To create 16 feature maps, the following 8 angles are input to the steerable filters: 0,45,90,135,180,225,270,315.

Each feature map is separated into 4x4 sections for max pooling. Max pooling selects the most active feature in each of the 16 section of each feature map. The output is a 256 dimensional vector describing the original image.

Each 256 dimensional vector is then reduced to 39 dimensions through linear discriminant analysis.

All of the above is done in the data_prep.py file to each image. The output dataset is saved as a pickled numpy array with class labels for each descriptive vector.

For convenience, the output of data_prep.py is a pickled numpy file used by classifier_test.py and classify.py.

classifier_test.py

The rest of the work is done in classifier_test.py.

The data is scaled to be Gaussian distributed with zero mean and unit variance so the support vector classifier acts as expected.

The overall dataset that was prepped in data_prep.py is then randomly split 50/50 into a training and test set. The training set and its label are then passed to the supervised learning algoithm. The program then passes the test set to the trained support vector classifier to predict the class of each building and compares that to the actual labels. Finally the number of correctly predicted images is printed to the console along with the precentage of correct predictions.

classify.py

Added to classify a single image. The image must be in the same size as the dataset images (160x120). Default image was found on google images courtesy of Fragomen

Dataset Info

The Sheffield Building Image Dataset is used for training and for testing.

40 classes of building - each class represents a different building. within each class, the pictures vary in terms of lighting, orientation and the section the of building pictured.

Below are the number of pictures in the database for each of the 40 classes.

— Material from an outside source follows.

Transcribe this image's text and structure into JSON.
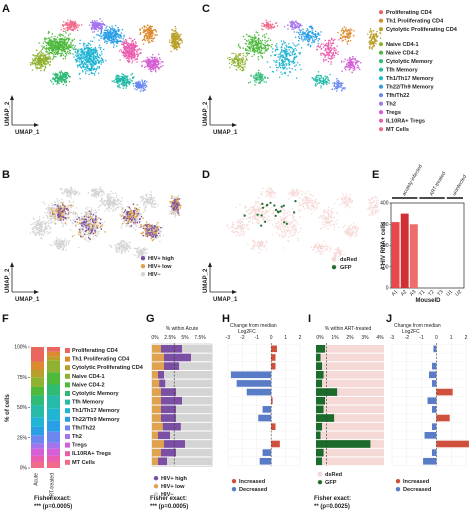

S1 - 334, S2 - 112, S3 - 124, S4 - 70, S5 - 135, S6 - 103, S7 - 100, S8 - 104, S9 - 100, S10 - 134, S11 - 83, S12 - 102, S13 - 99, S14 - 137, S15 - 101, S16 - 98, S17 - 111, S18 - 71, S19 - 149, S20 - 88, S21 - 138, S22 - 124, S23 - 89, S24 - 90, S25 - 91, S26 - 122, S27 - 106, S28 - 64, S29 - 125, S30 - 87, S31 - 72, S32 - 94, S33 - 61, S34 - 35, S35 - 66, S36 - 85, S37 - 67, S38 - 83, S39 - 98, S40 - 126

After testing with a random split of the data, this implementation of the algorithm was between 95.5 ~ 96.8 percent accurate, which is slightly higher than the number in the paper. The reason for this is most likely the sheffield dataset has grown larger since paper has been published. The paper cites 3,192 images in the database but at the time of download, there were 4178 images to train and test the algorithm.